Bei der Auswertung sei als erstes ein ausgeprägter Jahreszeiteneffekt ins Auge gestochen, berichten die Wissenschaftler: Im Winter schliefen die Meisen fast fünf Stunden länger als im Sommer. Die Hauptrolle dabei spielten offenbar Licht und Temperatur, denn auch unabhängig von der Jahreszeit standen Meisen aus kalten, hellen Gebieten früher auf als ihre Artgenossen an wärmeren oder dunkleren Standorten. Wie erwartet, waren fast alle Männchen Frühaufsteher ? schließlich müssen sie durch ihren Gesang mögliche Rivalen vor einem Eindringen in ihr Territorium warnen.

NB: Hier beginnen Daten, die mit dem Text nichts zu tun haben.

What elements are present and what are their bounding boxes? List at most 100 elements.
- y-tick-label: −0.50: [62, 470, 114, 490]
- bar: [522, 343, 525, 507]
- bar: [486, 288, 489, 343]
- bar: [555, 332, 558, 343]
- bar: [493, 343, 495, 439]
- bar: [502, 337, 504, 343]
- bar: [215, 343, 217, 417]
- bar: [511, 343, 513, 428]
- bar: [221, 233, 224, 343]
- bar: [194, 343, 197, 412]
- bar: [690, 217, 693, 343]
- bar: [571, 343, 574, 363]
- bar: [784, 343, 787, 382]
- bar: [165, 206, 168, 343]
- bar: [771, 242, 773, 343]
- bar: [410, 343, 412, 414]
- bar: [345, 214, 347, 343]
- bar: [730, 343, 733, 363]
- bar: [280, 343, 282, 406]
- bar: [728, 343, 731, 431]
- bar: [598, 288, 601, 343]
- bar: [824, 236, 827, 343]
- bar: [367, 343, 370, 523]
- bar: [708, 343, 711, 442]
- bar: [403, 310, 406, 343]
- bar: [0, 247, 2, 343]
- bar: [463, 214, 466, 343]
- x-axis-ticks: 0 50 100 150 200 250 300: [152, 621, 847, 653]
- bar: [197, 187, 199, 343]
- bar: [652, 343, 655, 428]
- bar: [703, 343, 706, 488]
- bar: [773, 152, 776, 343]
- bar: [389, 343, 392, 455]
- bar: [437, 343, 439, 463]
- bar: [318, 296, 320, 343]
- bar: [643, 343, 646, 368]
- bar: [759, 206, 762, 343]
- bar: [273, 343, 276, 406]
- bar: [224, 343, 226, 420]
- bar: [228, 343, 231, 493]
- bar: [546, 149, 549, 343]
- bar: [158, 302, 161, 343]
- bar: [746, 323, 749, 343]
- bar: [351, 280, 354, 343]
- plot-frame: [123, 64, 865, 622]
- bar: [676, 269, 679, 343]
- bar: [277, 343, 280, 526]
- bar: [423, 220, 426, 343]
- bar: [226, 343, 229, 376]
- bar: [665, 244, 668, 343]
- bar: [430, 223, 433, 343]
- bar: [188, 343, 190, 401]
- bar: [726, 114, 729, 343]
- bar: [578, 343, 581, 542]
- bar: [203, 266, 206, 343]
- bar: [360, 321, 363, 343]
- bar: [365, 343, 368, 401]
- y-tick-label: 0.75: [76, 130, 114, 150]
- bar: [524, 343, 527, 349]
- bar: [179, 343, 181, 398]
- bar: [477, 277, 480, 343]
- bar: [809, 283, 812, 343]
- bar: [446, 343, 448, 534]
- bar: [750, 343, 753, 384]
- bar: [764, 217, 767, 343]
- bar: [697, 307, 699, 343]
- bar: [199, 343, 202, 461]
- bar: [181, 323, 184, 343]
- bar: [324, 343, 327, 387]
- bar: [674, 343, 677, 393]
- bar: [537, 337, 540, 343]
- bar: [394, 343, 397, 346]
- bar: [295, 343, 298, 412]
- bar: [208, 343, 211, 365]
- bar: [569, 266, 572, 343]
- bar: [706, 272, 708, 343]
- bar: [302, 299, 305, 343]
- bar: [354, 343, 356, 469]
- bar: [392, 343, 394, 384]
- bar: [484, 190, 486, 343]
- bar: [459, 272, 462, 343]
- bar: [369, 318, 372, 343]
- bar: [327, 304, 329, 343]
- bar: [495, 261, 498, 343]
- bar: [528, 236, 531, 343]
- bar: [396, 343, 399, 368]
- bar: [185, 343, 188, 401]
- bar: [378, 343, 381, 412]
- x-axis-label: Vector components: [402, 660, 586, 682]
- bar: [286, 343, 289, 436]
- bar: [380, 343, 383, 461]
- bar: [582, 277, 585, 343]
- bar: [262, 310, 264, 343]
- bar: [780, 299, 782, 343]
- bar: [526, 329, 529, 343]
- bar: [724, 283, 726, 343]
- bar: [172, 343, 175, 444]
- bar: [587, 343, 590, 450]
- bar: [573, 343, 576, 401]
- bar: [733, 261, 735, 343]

Die Weibchen dagegen neigten eher zu späterem Aufwachen und schliefen im Schnitt eine Viertelstunde länger als die Männchen, vor allem in der Brutperiode. “Das könnte daran liegen, dass die Weibchen zu Beginn der Brutsaison ein höheres Schlafbedürfnis als die Männchen haben, da sie sich physiologisch auf die kräftezehrende Aufgabe des Eierlegens und Brütens vorbereiten müssen”, erläutert Steinmeyer. Vielleicht holen die Langschläfer aber auch einfach verlorenen Nachtschlaf nach: Einige Meisen schliefen extrem unruhig und wachten bis zu 230 Mal pro Nacht auf, wobei sie umherliefen, sich putzten oder ihre Beine streckten. Andere kamen dagegen nur auf 23 Aufwachperioden pro Nacht.
Auch morgens nach dem Aufwachen beobachteten die Forscher deutliche Unterschiede zwischen den einzelnen Tieren: Jüngere Meisen tendierten dazu, allgemein länger im gemütlichen Nistkasten zu bleiben, und auch viele Weibchen brauchten mehr Zeit, bis sie ihr Zuhause verließen als die Männchen. Diese ausgeprägten individuellen Schlafmuster werfen laut den Wissenschaftlern neue Fragen auf ? etwa ob sie vererbt werden oder ob sie den Fortpflanzungserfolg der Tiere beeinflussen.